Working with data and creating generative art can be beautiful, unpredictable and meaningful and also not obvious and lacking substance. What a funny balance. When you stack a bunch of images on top of each other (shorthand explanation of image averaging) they all kind of blob together. Sometimes there’s meaning in the chaos and sometimes it’s just chaos.

All photographs from a camping trip in Maine combined into one.

My favorite from this project is this one, above, which is all my photographs taken on vacation traveling and hiking through Maine in the summer of 2021. For me, this mixture of colors, greens and light blues, and the shapes which feel like a forest or a mountain, add up to a abstract Maine vacation. Of course, it’s also a happy memory which plays a factor in why I particularly like it.

It doesn’t always work. Here is a bunch of photographs taken while friends visited.

But simply combining a bunch of images doesn’t always add up to something interesting. Take this image which is every picture I took while some friends visited me in Philadelphia. This gobbledygook does not represent that delightful weekend at all. It really doesn’t represent anything. You can’t even tell we ate pizza on Friday!

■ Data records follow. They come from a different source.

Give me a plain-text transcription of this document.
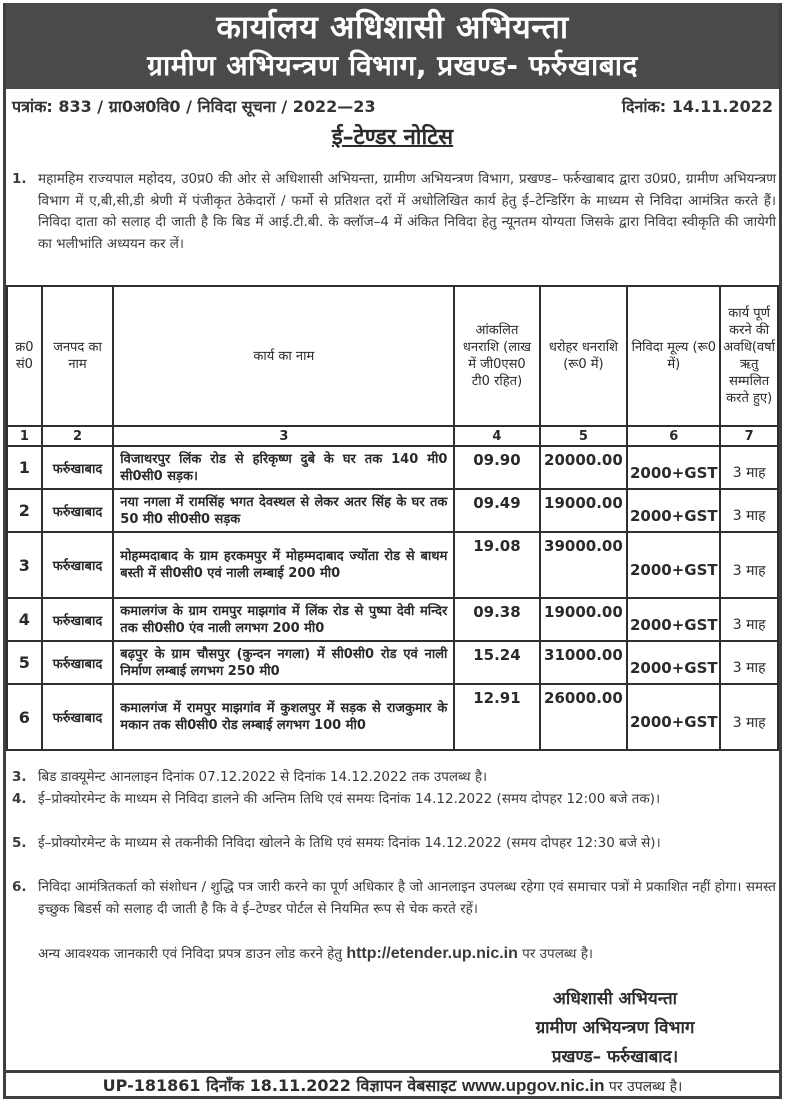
कार्यालय अधिशासी अभियन्ता
ग्रामीण अभियन्त्रण विभाग, प्रखण्ड- फर्रुखाबाद
पत्रांक: 833 / ग्रा0अ0वि0 / निविदा सूचना / 2022—23	दिनांक: 14.11.2022
ई–टेण्डर नोटिस
1. महामहिम राज्यपाल महोदय, उ0प्र0 की ओर से अधिशासी अभियन्ता, ग्रामीण अभियन्त्रण विभाग, प्रखण्ड– फर्रुखाबाद द्वारा उ0प्र0, ग्रामीण अभियन्त्रण विभाग में ए,बी,सी,डी श्रेणी में पंजीकृत ठेकेदारों / फर्मो से प्रतिशत दरों में अधोलिखित कार्य हेतु ई–टेन्डिरिंग के माध्यम से निविदा आमंत्रित करते हैं। निविदा दाता को सलाह दी जाती है कि बिड में आई.टी.बी. के क्लॉज–4 में अंकित निविदा हेतु न्यूनतम योग्यता जिसके द्वारा निविदा स्वीकृति की जायेगी का भलीभांति अध्ययन कर लें।
क्र0 सं0	जनपद का नाम	कार्य का नाम	आंकलित धनराशि (लाख में जी0एस0 टी0 रहित)	धरोहर धनराशि (रू0 में)	निविदा मूल्य (रू0 में)	कार्य पूर्ण करने की अवधि(वर्षा ऋतु सम्मलित करते हुए)
1	2	3	4	5	6	7
1	फर्रुखाबाद	विजाथरपुर लिंक रोड से हरिकृष्ण दुबे के घर तक 140 मी0 सी0सी0 सड़क।	09.90	20000.00	2000+GST	3 माह
2	फर्रुखाबाद	नया नगला में रामसिंह भगत देवस्थल से लेकर अतर सिंह के घर तक 50 मी0 सी0सी0 सड़क	09.49	19000.00	2000+GST	3 माह
3	फर्रुखाबाद	मोहम्मदाबाद के ग्राम हरकमपुर में मोहम्मदाबाद ज्योंता रोड से बाथम बस्ती में सी0सी0 एवं नाली लम्बाई 200 मी0	19.08	39000.00	2000+GST	3 माह
4	फर्रुखाबाद	कमालगंज के ग्राम रामपुर माझगांव में लिंक रोड से पुष्पा देवी मन्दिर तक सी0सी0 एंव नाली लगभग 200 मी0	09.38	19000.00	2000+GST	3 माह
5	फर्रुखाबाद	बढ़पुर के ग्राम चौसपुर (कुन्दन नगला) में सी0सी0 रोड एवं नाली निर्माण लम्बाई लगभग 250 मी0	15.24	31000.00	2000+GST	3 माह
6	फर्रुखाबाद	कमालगंज में रामपुर माझगांव में कुशलपुर में सड़क से राजकुमार के मकान तक सी0सी0 रोड लम्बाई लगभग 100 मी0	12.91	26000.00	2000+GST	3 माह
3. बिड डाक्यूमेन्ट आनलाइन दिनांक 07.12.2022 से दिनांक 14.12.2022 तक उपलब्ध है।
4. ई–प्रोक्योरमेन्ट के माध्यम से निविदा डालने की अन्तिम तिथि एवं समयः दिनांक 14.12.2022 (समय दोपहर 12:00 बजे तक)।
5. ई–प्रोक्योरमेन्ट के माध्यम से तकनीकी निविदा खोलने के तिथि एवं समयः दिनांक 14.12.2022 (समय दोपहर 12:30 बजे से)।
6. निविदा आमंत्रितकर्ता को संशोधन / शुद्धि पत्र जारी करने का पूर्ण अधिकार है जो आनलाइन उपलब्ध रहेगा एवं समाचार पत्रों मे प्रकाशित नहीं होगा। समस्त इच्छुक बिडर्स को सलाह दी जाती है कि वे ई–टेण्डर पोर्टल से नियमित रूप से चेक करते रहें।
अन्य आवश्यक जानकारी एवं निविदा प्रपत्र डाउन लोड करने हेतु http://etender.up.nic.in पर उपलब्ध है।
अधिशासी अभियन्ता
ग्रामीण अभियन्त्रण विभाग
प्रखण्ड– फर्रुखाबाद।
UP-181861 दिनाँक 18.11.2022 विज्ञापन वेबसाइट www.upgov.nic.in पर उपलब्ध है।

We have to be a little careful with data and art. Projecting meaning when all we really have is a pixel smoothie is an easy trap. 

All US Presidential Portraits averaged into one image.
same photo just cropped a little different.

But other times I think something compelling can be extrapolated. Here above are all the US president portraits up until Donald Trump combined. There is a figure in this. Perhaps presidents in portraits stand the same way and stare the same way? Look the same way? Are the same way? I also recognize quite clearly that the figure in this image is clearly lighter in complexion. All, except one of the US presidents have been white. This experiment, in a way heightens or highlights something important but difficult to articulate about American society, about leadership and who we choose to govern. When doing data and algorithmic art I believe the artist should have an hypothesis prior to their experiment. What might the sum of this visual information represent?

All US Presidential portraits averaged into one. Same as above but different approach.

This is the same set of presidential portraits, just a different image averaging approach. Image averaging is a process of looking at two or more overlapping images and blending those pixels in some way. Most of my image averaging examples are overlapping pixels moving towards each other, blending, or sort of splitting the difference between them in terms of hue. This other one above, instead, is the maximum channel values for all non-transparent pixels. It’s a very different image and feels like a collage more than a profound blob. I like how much of the foliage from Barack Obama’s portrait shows through.

One last image to share. I love surfing through all the generative adversarial networks (GAN) that are out there. There’s a nice collection of GAN networks here (https://thisxdoesnotexist.com/) some of my favorites are the ‘This Cat Does Not Exist’ or ‘This Art Does Not Exist.’ 

GAN, in short, is s a Machine Learning process to generate images. For example, each time you refresh this page you will see a person and it will look like a real person but, as it turns out, this person does not exist. 

I was surfing through this repository of fake humans and saving images as I went.

This is 40 generated images of fake humans all combined into one.